Quand j'effectue un long trajet en solitaire, j'écoute la radio pour décontracter mon esprit
et contracter le temps. Hier, de nombreux échos de la manifestation unitaire qui s'était déroulée la veille constituaient la matière principale de l'émission de Daniel Mermet sur France Inter,
"Là-bas si j'y suis". Dans toutes les voix, le désarroi était audible. Le désarroi et la colère de voir qu'en période de crise économique, ce sont encore ceux qui nous y ont mené qui reçoivent le
plus de soutien de l'État. Mais désarroi et colère ne sont pas résignation. Il flottait dans ce patchwork de témoignages, de slogans et de musiques une certaine allégresse. Un enthousiasme général
qui disait : « Maintenant qu'on a touché le fond, on va se retrousser les manches. Pas pour travailler plus, mais pour se regrouper et faire bouger les choses. »
Mais si le plaisir de participer à un mouvement d'une telle ampleur met un peu de soleil dans la voix des manifestants, certains ont tout de même la gorge nouée par l'amertume. Las de survivre au
lieu de vivre, las de travailler sans jamais aucun espoir de voir la galère s'éloigner. C'est le cas d'un manifestant qui explique son quotidien au micro. Sa voix est grave, un peu gouailleuse. Un
peu éraillée aussi. À l'entendre, je suppose qu'il doit avoir la cinquantaine, mais j'apprendrai plus tard qu'il en a moitié moins. Je ne connais pas son prénom. Il s'appelle peut-être Richard ou
Claude, mais au fond cela n'a aucune importance. Il pourrait être chacun d'entre nous. Il est cariste et gagne 1200€ par mois.

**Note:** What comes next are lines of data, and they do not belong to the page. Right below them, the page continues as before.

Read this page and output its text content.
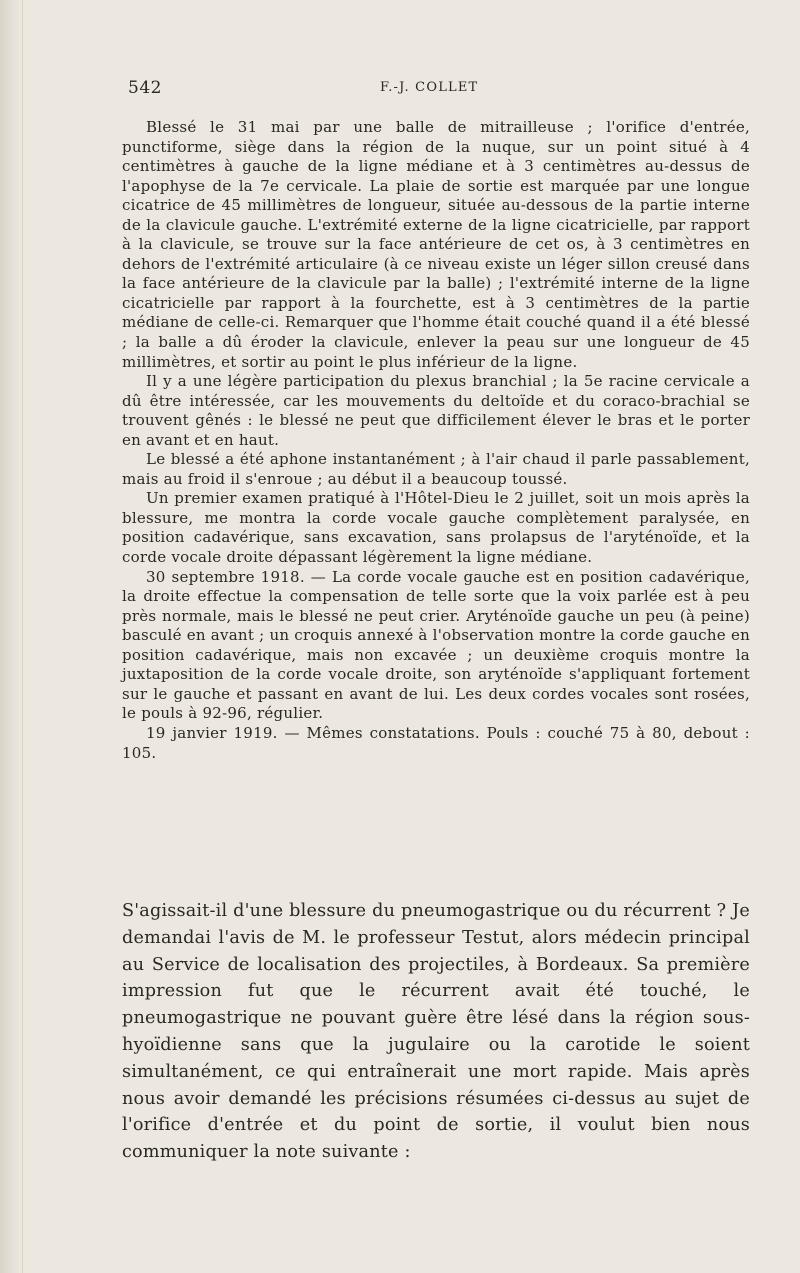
542	F.-J. COLLET

Blessé le 31 mai par une balle de mitrailleuse ; l'orifice d'entrée, punctiforme, siège dans la région de la nuque, sur un point situé à 4 centimètres à gauche de la ligne médiane et à 3 centimètres au-dessus de l'apophyse de la 7e cervicale. La plaie de sortie est marquée par une longue cicatrice de 45 millimètres de longueur, située au-dessous de la partie interne de la clavicule gauche. L'extrémité externe de la ligne cicatricielle, par rapport à la clavicule, se trouve sur la face antérieure de cet os, à 3 centimètres en dehors de l'extrémité articulaire (à ce niveau existe un léger sillon creusé dans la face antérieure de la clavicule par la balle) ; l'extrémité interne de la ligne cicatricielle par rapport à la fourchette, est à 3 centimètres de la partie médiane de celle-ci. Remarquer que l'homme était couché quand il a été blessé ; la balle a dû éroder la clavicule, enlever la peau sur une longueur de 45 millimètres, et sortir au point le plus inférieur de la ligne.

Il y a une légère participation du plexus branchial ; la 5e racine cervicale a dû être intéressée, car les mouvements du deltoïde et du coraco-brachial se trouvent gênés : le blessé ne peut que difficilement élever le bras et le porter en avant et en haut.

Le blessé a été aphone instantanément ; à l'air chaud il parle passablement, mais au froid il s'enroue ; au début il a beaucoup toussé.

Un premier examen pratiqué à l'Hôtel-Dieu le 2 juillet, soit un mois après la blessure, me montra la corde vocale gauche complètement paralysée, en position cadavérique, sans excavation, sans prolapsus de l'aryténoïde, et la corde vocale droite dépassant légèrement la ligne médiane.

30 septembre 1918. — La corde vocale gauche est en position cadavérique, la droite effectue la compensation de telle sorte que la voix parlée est à peu près normale, mais le blessé ne peut crier. Aryténoïde gauche un peu (à peine) basculé en avant ; un croquis annexé à l'observation montre la corde gauche en position cadavérique, mais non excavée ; un deuxième croquis montre la juxtaposition de la corde vocale droite, son aryténoïde s'appliquant fortement sur le gauche et passant en avant de lui. Les deux cordes vocales sont rosées, le pouls à 92-96, régulier.

19 janvier 1919. — Mêmes constatations. Pouls : couché 75 à 80, debout : 105.

S'agissait-il d'une blessure du pneumogastrique ou du récurrent ? Je demandai l'avis de M. le professeur Testut, alors médecin principal au Service de localisation des projectiles, à Bordeaux. Sa première impression fut que le récurrent avait été touché, le pneumogastrique ne pouvant guère être lésé dans la région sous-hyoïdienne sans que la jugulaire ou la carotide le soient simultanément, ce qui entraînerait une mort rapide. Mais après nous avoir demandé les précisions résumées ci-dessus au sujet de l'orifice d'entrée et du point de sortie, il voulut bien nous communiquer la note suivante :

Et comme ça ne suffit pas, pas même pour survivre, il se débrouille
autrement. « À la fin du mois, je suis obligé de vendre du shit pour m'acheter à manger, vous croyez que c'est normal ça !? » Non, ça n'a rien de normal. Et ce qui l'est encore moins,
c'est ce qu'il dit après. « Je suis à découvert tous les mois. Et là j'attends un enfant, ça va être encore pire ».

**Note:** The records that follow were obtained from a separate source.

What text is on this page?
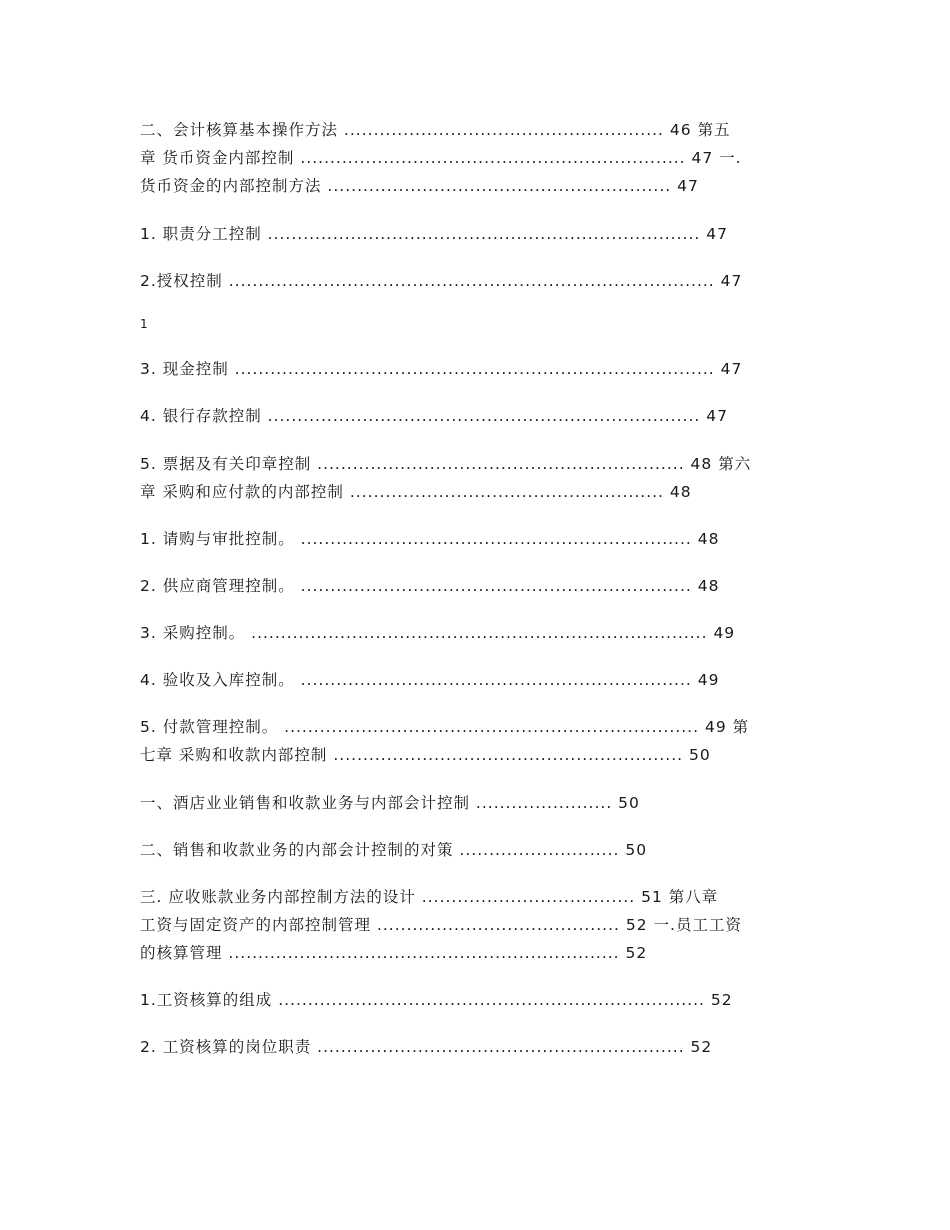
二、会计核算基本操作方法 ...................................................... 46 第五
章 货币资金内部控制 ................................................................. 47 一.
货币资金的内部控制方法 .......................................................... 47
1. 职责分工控制 ......................................................................... 47
2.授权控制 .................................................................................. 47
1
3. 现金控制 ................................................................................. 47
4. 银行存款控制 ......................................................................... 47
5. 票据及有关印章控制 .............................................................. 48 第六
章 采购和应付款的内部控制 ..................................................... 48
1. 请购与审批控制。 .................................................................. 48
2. 供应商管理控制。 .................................................................. 48
3. 采购控制。 ............................................................................. 49
4. 验收及入库控制。 .................................................................. 49
5. 付款管理控制。 ...................................................................... 49 第
七章 采购和收款内部控制 ........................................................... 50
一、酒店业业销售和收款业务与内部会计控制 ....................... 50
二、销售和收款业务的内部会计控制的对策 ........................... 50
三. 应收账款业务内部控制方法的设计 .................................... 51 第八章
工资与固定资产的内部控制管理 ......................................... 52 一.员工工资
的核算管理 .................................................................. 52
1.工资核算的组成 ........................................................................ 52
2. 工资核算的岗位职责 .............................................................. 52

Avec un enfant, ça va être encore pire.
Ça fait réfléchir tout de même. À 25 ans, ce jeune homme est au bout du rouleau, le moral dans les chaussettes. Il a déjà perdu tout espoir en son avenir. À tel point que la naissance à venir de
son enfant est une source supplémentaire d'inquiétudes. Loin de moi l'idée de lui jeter la pierre, de supposer que c'est un mauvais père en puissance. Non. Comme pour la plupart d'entre nous, le
jour où il tiendra pour la première fois la chair de sa chair dans ses bras sera sans doute le plus beau de sa vie. Mais il n'est pas question d'amour ici, il est question d'argent. Vous
savez, celui qui ne fait pas le bonheur, celui qui ne remplacera jamais l'amour filial. Celui néanmoins qu'il faut avoir pour assurer à ses proches le minimum vital : un toit, une alimentation
équilibrée, la santé. Des droits élémentaires pour tout un chacun.
Des droits que ce jeune homme redoute pourtant de ne pouvoir garantir à son enfant. Il a peur aujourd'hui de ce qu'il ne pourra pas offrir à son fils ou à sa fille demain. Un enfant est le
symbole-même de la vie, de cette force vitale qui nous meut chaque jour. Alors que sa venue au monde devrait être un motif de suprême réjouissance, elle est devenue le contraire pour certains. Et
pas à cause d'un manque d'amour, à cause d'un manque d'argent.
Voilà bien un des crimes les plus odieux de cette société broyeuse d'idéaux, d'espoirs, d'avenirs : faire de la paternité une douleur. Ce n'est heureusement pas mon cas. Et à l'aune de ce que j'ai
entendu hier, je mesure aujourd'hui un peu plus ma chance de croire en l'avenir, celui de mes proches comme le mien.